Album Review

First things first: the major news about these Jesus and Mary Chain reissues is that there's finally a version of Psychocandy on CD that does the classic album justice. Until now, Mary Chain fans who wanted to listen to the band's first, greatest album on their CD players had to make do with the Warner Brothers version, justly famed among record collectors as the most egregious compact disc fuckjob in the history of grade-Z frogshit. Here was an album that was supposed to whelm you in deep gulfs of feedback so that you would be simultaneously narcotized by its eddies and terrified of drowning, yet you had to crank your stereo up to max volume just to hear the thing! And even then you would have to tape the speakers to your ears and eat several bags of mushrooms just to begin to remember the horrible power the album had on vinyl or cassette. (Imagine if the only way you could hear a digital version of White Light/White Heat was on RealAudio 1.0 circa 1995 through speakers made out of Schlitz cans, and you'll know what I mean.) But no more! I am listening to the Rhino Psychocandy reissue as I write this with my stereo at one-half its total killing power, and it is reducing my brains to paste! Water, water everywhere, nor any drop to drink!

In retrospect, a large part of the Mary Chain's greatness came from the ease with which the band incorporated every rock pose and style going—punk, goth, industrial, bubblegum, rockabilly, noise—in the space of a single song. As countless pastiche-style records glut our markets and weaken our American dollar, we would do well to reflect on the achievements of the brothers Reid, who, though the compass of their listening was broad, did not feel the need to reference every embarrassing funk trombone bleat and vintage synth tone ever put on record. Nor did they ponder the opposite end of the ideological seesaw and insist that rock music ought to be as simple as addition and as dumb as a sponge. No, the Mary Chain was an unwobbling pivot of good old Confucian horse sense, marrying the Scottish thrift of the Reids' song-form with the fat, incontinent English liberality of groovy rock decadence; the dudes just got up there and rocked like mensches. Take that brilliant 12″ single “Blues From a Gun” (also on Automatic)—the song sounds even better now than it did at the time, and it sounds just as exciting at a dance club as it does on the radio (if the radio ever played it) or on your headphones. Whenever I listen to this song in my car, shouting along with its fake-Dylan lyrics, the blinding guitar solo causes me to floor the accelerator and lurch shrieking from lane to lane, murdering motherfuckers. And that song was written by William Reid, who was totally the lame one!

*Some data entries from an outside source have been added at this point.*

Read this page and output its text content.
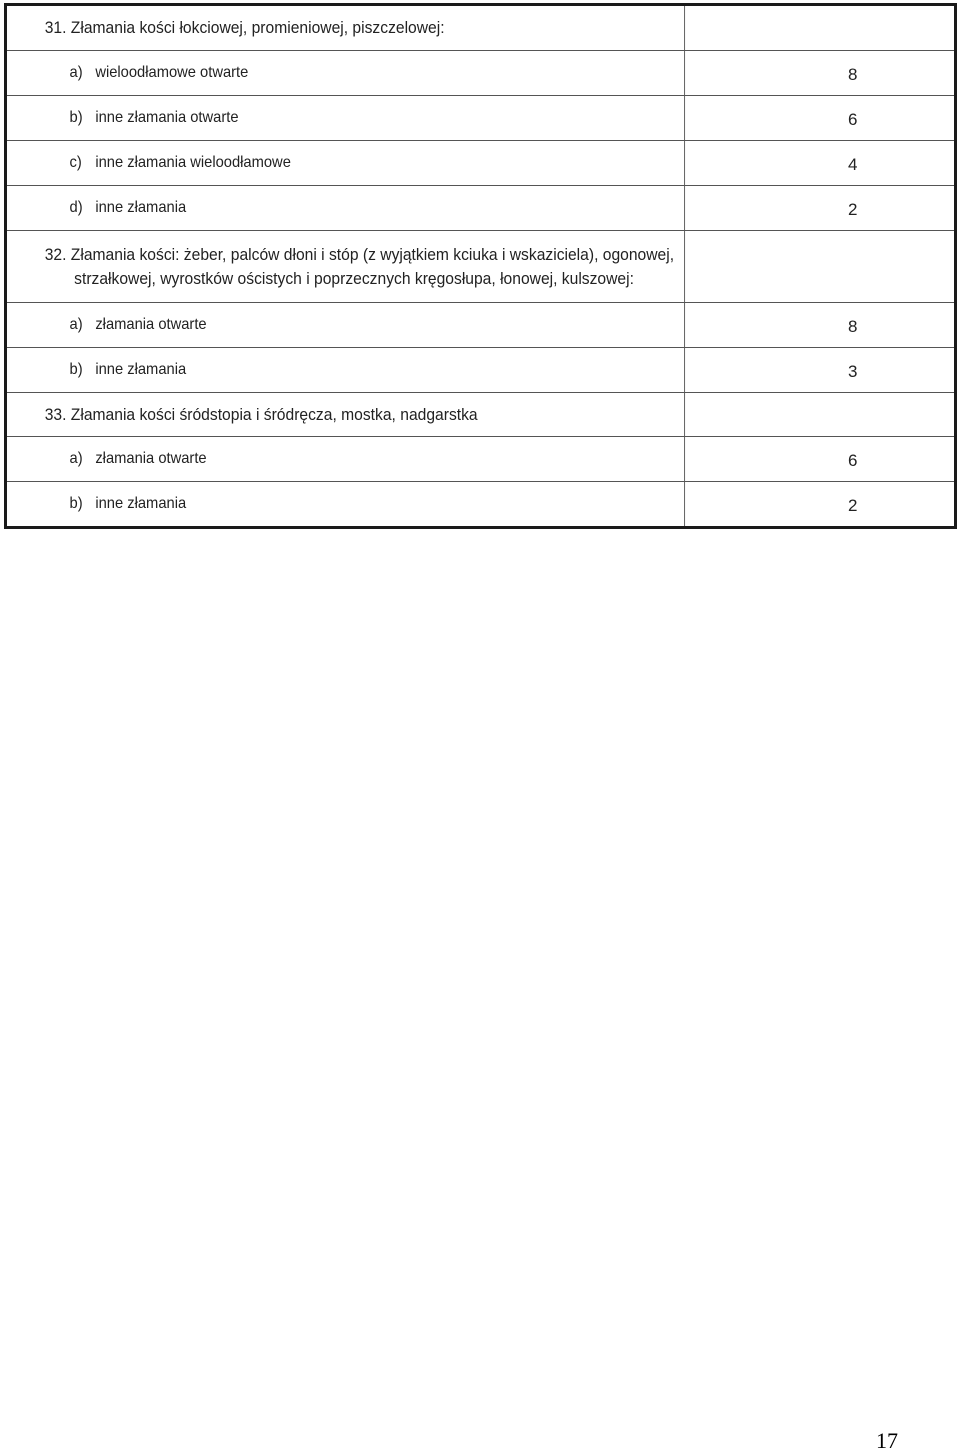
31. Złamania kości łokciowej, promieniowej, piszczelowej:
a) wieloodłamowe otwarte	8
b) inne złamania otwarte	6
c) inne złamania wieloodłamowe	4
d) inne złamania	2
32. Złamania kości: żeber, palców dłoni i stóp (z wyjątkiem kciuka i wskaziciela), ogonowej,
strzałkowej, wyrostków ościstych i poprzecznych kręgosłupa, łonowej, kulszowej:
a) złamania otwarte	8
b) inne złamania	3
33. Złamania kości śródstopia i śródręcza, mostka, nadgarstka
a) złamania otwarte	6
b) inne złamania	2
17
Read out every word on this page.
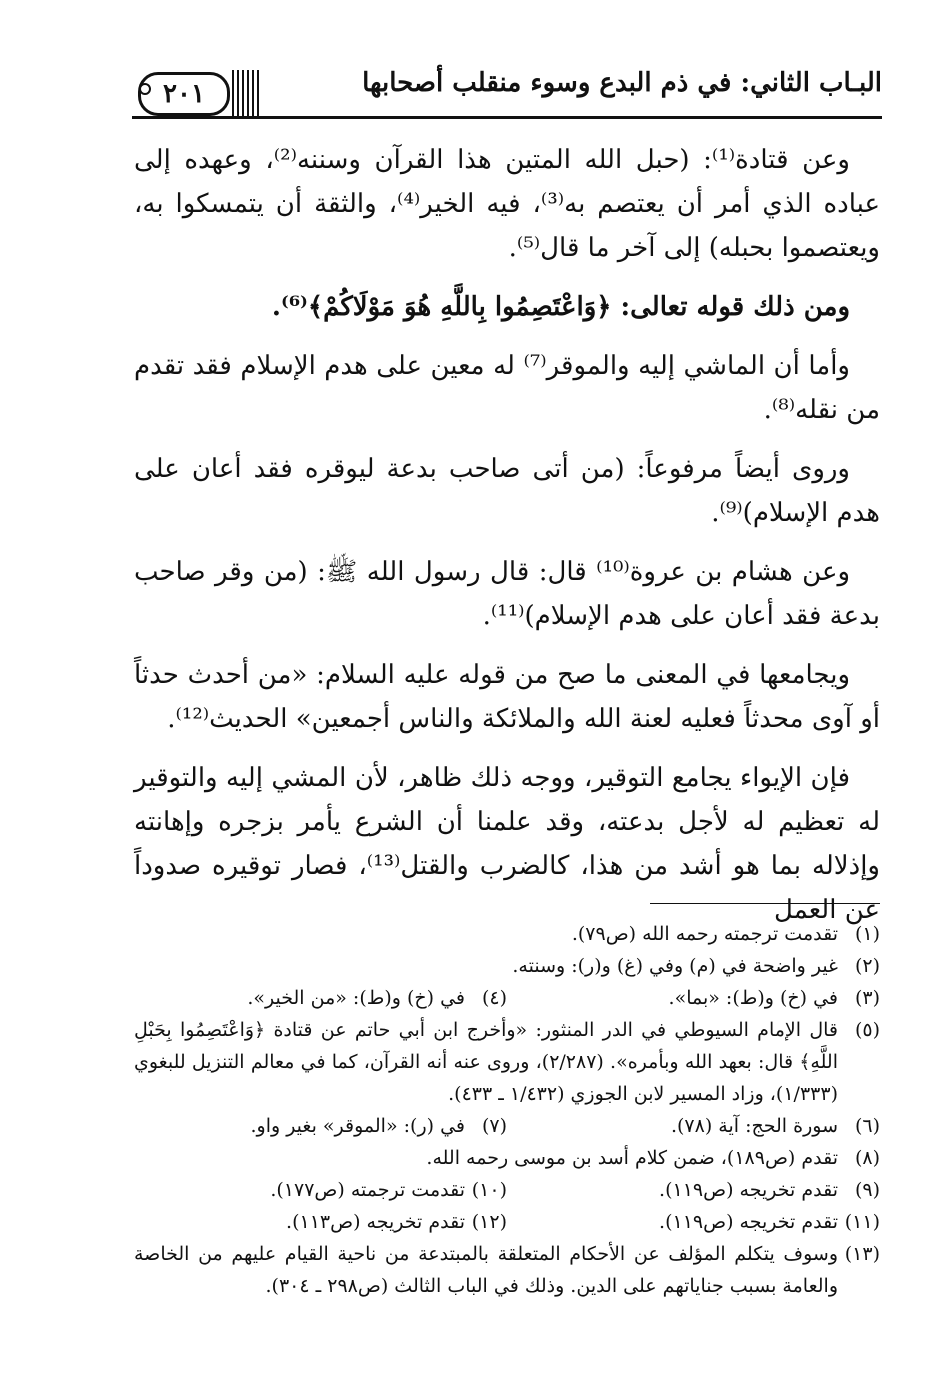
البـاب الثاني: في ذم البدع وسوء منقلب أصحابها
٢٠١

وعن قتادة⁽¹⁾: (حبل الله المتين هذا القرآن وسننه⁽²⁾، وعهده إلى عباده الذي أمر أن يعتصم به⁽³⁾، فيه الخير⁽⁴⁾، والثقة أن يتمسكوا به، ويعتصموا بحبله) إلى آخر ما قال⁽⁵⁾.

ومن ذلك قوله تعالى: ﴿وَاعْتَصِمُوا بِاللَّهِ هُوَ مَوْلَاكُمْ﴾⁽⁶⁾.

وأما أن الماشي إليه والموقر⁽⁷⁾ له معين على هدم الإسلام فقد تقدم من نقله⁽⁸⁾.

وروى أيضاً مرفوعاً: (من أتى صاحب بدعة ليوقره فقد أعان على هدم الإسلام)⁽⁹⁾.

وعن هشام بن عروة⁽¹⁰⁾ قال: قال رسول الله ﷺ: (من وقر صاحب بدعة فقد أعان على هدم الإسلام)⁽¹¹⁾.

ويجامعها في المعنى ما صح من قوله عليه السلام: «من أحدث حدثاً أو آوى محدثاً فعليه لعنة الله والملائكة والناس أجمعين» الحديث⁽¹²⁾.

فإن الإيواء يجامع التوقير، ووجه ذلك ظاهر، لأن المشي إليه والتوقير له تعظيم له لأجل بدعته، وقد علمنا أن الشرع يأمر بزجره وإهانته وإذلاله بما هو أشد من هذا، كالضرب والقتل⁽¹³⁾، فصار توقيره صدوداً عن العمل

(١)
تقدمت ترجمته رحمه الله (ص٧٩).
(٢)
غير واضحة في (م) وفي (غ) و(ر): وسنته.
(٣)
في (خ) و(ط): «بما».
(٤)
في (خ) و(ط): «من الخير».
(٥)
قال الإمام السيوطي في الدر المنثور: «وأخرج ابن أبي حاتم عن قتادة ﴿وَاعْتَصِمُوا بِحَبْلِ اللَّهِ﴾ قال: بعهد الله وبأمره». (٢/٢٨٧)، وروى عنه أنه القرآن، كما في معالم التنزيل للبغوي (١/٣٣٣)، وزاد المسير لابن الجوزي (١/٤٣٢ ـ ٤٣٣).
(٦)
سورة الحج: آية (٧٨).
(٧)
في (ر): «الموقر» بغير واو.
(٨)
تقدم (ص١٨٩)، ضمن كلام أسد بن موسى رحمه الله.
(٩)
تقدم تخريجه (ص١١٩).
(١٠)
تقدمت ترجمته (ص١٧٧).
(١١)
تقدم تخريجه (ص١١٩).
(١٢)
تقدم تخريجه (ص١١٣).
(١٣)
وسوف يتكلم المؤلف عن الأحكام المتعلقة بالمبتدعة من ناحية القيام عليهم من الخاصة والعامة بسبب جناياتهم على الدين. وذلك في الباب الثالث (ص٢٩٨ ـ ٣٠٤).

The Rhino reissues are those DualDisc things, which means that if you flip them over and play them on your DVD player you can hear them in some sort of total sense deprivation mega home theater surround mix. That must be really something, but I don't know because I don't have all that fancy gear. However, as someone who has been looking for a copy of the out-of-print Jesus and Mary Chain VHS for a decade or so, I do appreciate the inclusion of each album's music videos on the DVD side of these discs. The videos do a pretty good job of deepening the atmosphere of squalor and anomie in which the Reids once sported. In the “Her Way of Praying” video, for instance, they could be in any red-light district anywhere in the world at any time, and for all I know they still are.